Feignants, insatisfaits et incapables de gérer leur argent. Les stéréotypes envers les Millennials sont plutôt solides. Mais pour cette génération, les vraies personnes à blâmer sont les Baby Boomers, à cause de tous leurs choix et actions qui impactés négativement l’économie existante.

Un sondage conduit d’Axios a recueilli l’opinion des Américains sur les baby boomers. La génération d’après-guerre, qui a rencontré un marché de l’emploi ultra ouvert, ainsi qu’une période de croissance formidable, est loin d’avoir de dresser un bilan encourageant. Un peut moins de la moitié des personnes sondés et interrogés jugent que les actions des 51-69 ans n’ont simplement fait qu’aggraver la situation politique et économique de leur propre pays. Plus de 33% des sondés pensent même que leurs différentes actions n’ont pas vraiment eu de réel impact concret sur la situation de leur pays.

On relève ainsi que les millennials américains, ainsi que les français, qui ont fait face à la crise de 2008, ainsi qu’à un chômage dépassant allègrement le taux des 5%, sont les plus mécontents envers leur parents ou grand parents. Pour plus de la moitié d’entre eux, la génération d’après-guerre n’a réussi qu’à créer une déstructuration menant à la situation d’aujourd’hui.

Ce qui est plutôt étonnant, c’est que 30% des baby boomers partagent cette même opinion et se jugent réellement coupables. Et ironiquement, ceux qui font preuve de bienveillance envers les 51-69 ans sont également eux-mêmes. De plus, les opinions semblent être totalement en accord avec ce constat, ils sont 32% à voir positivement les actions de leur génération. Ceux qui est presque autant que ceux qui pensent l’inverse.

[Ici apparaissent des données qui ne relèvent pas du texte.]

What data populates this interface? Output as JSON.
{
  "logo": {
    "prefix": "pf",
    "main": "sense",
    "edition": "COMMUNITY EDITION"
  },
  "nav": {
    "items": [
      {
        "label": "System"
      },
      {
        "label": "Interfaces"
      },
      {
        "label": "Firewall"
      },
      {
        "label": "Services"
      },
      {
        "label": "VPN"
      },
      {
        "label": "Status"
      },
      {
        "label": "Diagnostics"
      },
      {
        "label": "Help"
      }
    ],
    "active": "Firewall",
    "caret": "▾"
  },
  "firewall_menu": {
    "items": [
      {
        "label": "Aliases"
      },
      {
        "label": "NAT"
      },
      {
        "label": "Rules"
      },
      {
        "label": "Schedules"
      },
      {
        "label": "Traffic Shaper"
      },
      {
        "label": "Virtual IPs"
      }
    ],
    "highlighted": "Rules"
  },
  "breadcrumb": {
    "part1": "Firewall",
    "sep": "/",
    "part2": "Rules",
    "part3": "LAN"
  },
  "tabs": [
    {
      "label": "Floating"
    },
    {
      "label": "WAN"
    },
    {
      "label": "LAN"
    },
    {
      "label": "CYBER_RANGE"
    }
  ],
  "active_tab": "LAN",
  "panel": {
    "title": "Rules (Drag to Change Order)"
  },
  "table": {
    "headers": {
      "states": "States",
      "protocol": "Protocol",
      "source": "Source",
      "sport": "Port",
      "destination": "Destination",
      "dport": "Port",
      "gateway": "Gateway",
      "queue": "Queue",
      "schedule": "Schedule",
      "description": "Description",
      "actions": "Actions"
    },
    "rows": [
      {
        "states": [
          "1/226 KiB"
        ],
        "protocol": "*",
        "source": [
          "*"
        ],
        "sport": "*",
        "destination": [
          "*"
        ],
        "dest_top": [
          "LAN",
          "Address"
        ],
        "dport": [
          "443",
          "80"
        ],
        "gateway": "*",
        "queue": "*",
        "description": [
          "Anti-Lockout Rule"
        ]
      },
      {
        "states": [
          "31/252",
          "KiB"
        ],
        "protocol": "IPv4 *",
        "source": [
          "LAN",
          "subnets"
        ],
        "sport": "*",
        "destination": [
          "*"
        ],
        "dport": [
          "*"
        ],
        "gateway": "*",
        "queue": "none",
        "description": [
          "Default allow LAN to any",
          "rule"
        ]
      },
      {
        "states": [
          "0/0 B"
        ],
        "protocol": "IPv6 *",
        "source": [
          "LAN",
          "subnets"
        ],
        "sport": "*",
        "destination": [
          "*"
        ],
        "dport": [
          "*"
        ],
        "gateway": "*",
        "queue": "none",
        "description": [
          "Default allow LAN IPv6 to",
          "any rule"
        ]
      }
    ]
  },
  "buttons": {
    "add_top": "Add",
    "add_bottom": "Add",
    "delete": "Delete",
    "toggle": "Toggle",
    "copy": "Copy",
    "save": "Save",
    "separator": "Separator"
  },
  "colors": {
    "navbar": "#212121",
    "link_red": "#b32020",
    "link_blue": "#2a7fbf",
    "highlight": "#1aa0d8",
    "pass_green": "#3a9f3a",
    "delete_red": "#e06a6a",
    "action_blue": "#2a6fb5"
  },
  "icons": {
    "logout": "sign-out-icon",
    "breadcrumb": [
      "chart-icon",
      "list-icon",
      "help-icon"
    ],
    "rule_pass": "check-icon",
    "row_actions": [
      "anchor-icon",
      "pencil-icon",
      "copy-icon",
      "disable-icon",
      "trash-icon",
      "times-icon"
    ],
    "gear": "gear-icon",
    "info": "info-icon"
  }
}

Le bilan : les “vieux” pointent les “jeunes” du doigt, les “jeunes” perçoivent les “vieux” comme coupables de tous les maux ; et au final, on a l’impression que rien ne peut les réunir. Et cependant, leurs centres d’intérêts sont bel et bien les mêmes. On retrouve en tête de leurs discussions prioritaires des sujets tels que l’emploi et l’économie.